🤖 AI Summary
To address the dual challenges of natural language ambiguity and limited expressiveness of formal symbolic languages in logical and mathematical reasoning with large language models (LLMs), this paper proposes an adaptive meta-selection mechanism that dynamically selects between natural language inference (NLI) and first-order logic (FOL)-based symbolic reasoning for each problem. The core innovation is the design of the first learnable meta-selector for reasoning paradigms, supporting both prompt-based and fine-tuned deployment. We empirically demonstrate—for the first time—that a lightweight model (e.g., GPT-3.5-turbo), when optimized via prompting, outperforms GPT-4o on the FOLIO subset.

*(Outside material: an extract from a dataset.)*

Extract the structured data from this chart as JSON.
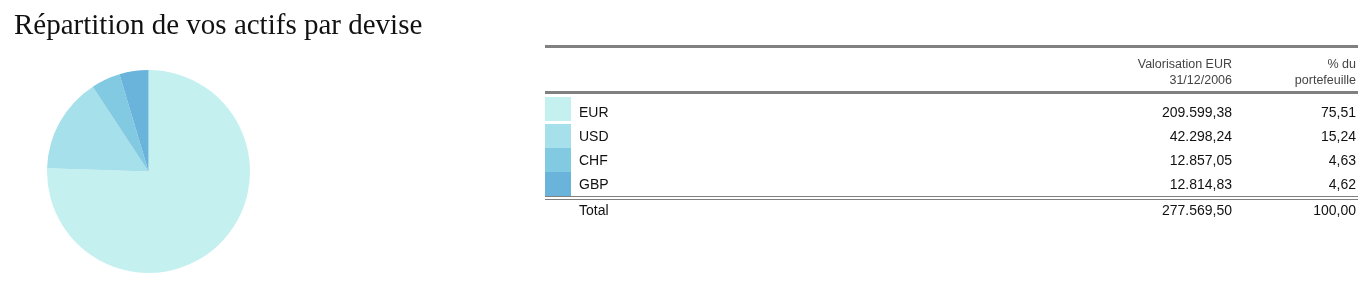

Using LLaMA-3.1-8B-Instruct, we fine-tune the meta-classifier and integrate multi-stage prompt engineering with hybrid reasoning-chain construction. Our approach achieves absolute improvements of +4.4% (fine-tuning) and +10% (prompting) over GPT-4o on FOLIO, and +1.3% on MATH. Code and data are publicly released.
📝 Abstract
LLMs approach logical and mathematical reasoning through natural or symbolic languages. While natural language offers human-accessible flexibility but suffers from ambiguity, symbolic reasoning provides precise, machine-executable inferences at the cost of strict domain constraints. We introduce HYBRIDMIND, an adaptive strategy that selects the optimal reasoning approach for each reasoning problem. Through extensive experiments, we evaluate both prompting-based approaches with state-of-the-art LLMs and fine-tuned open-source models. We find that fine-tuning LLaMA-3.1-8B-Instruct as a meta-selector outperforms GPT-4o's natural language reasoning by 4.4% on FOLIO and 1.3% on MATH. More notably, using GPT-3.5-turbo as a prompted meta-selector yields a 10% improvement on FOLIO's challenging subset compared to GPT-4o. We will release our code and data to support future research.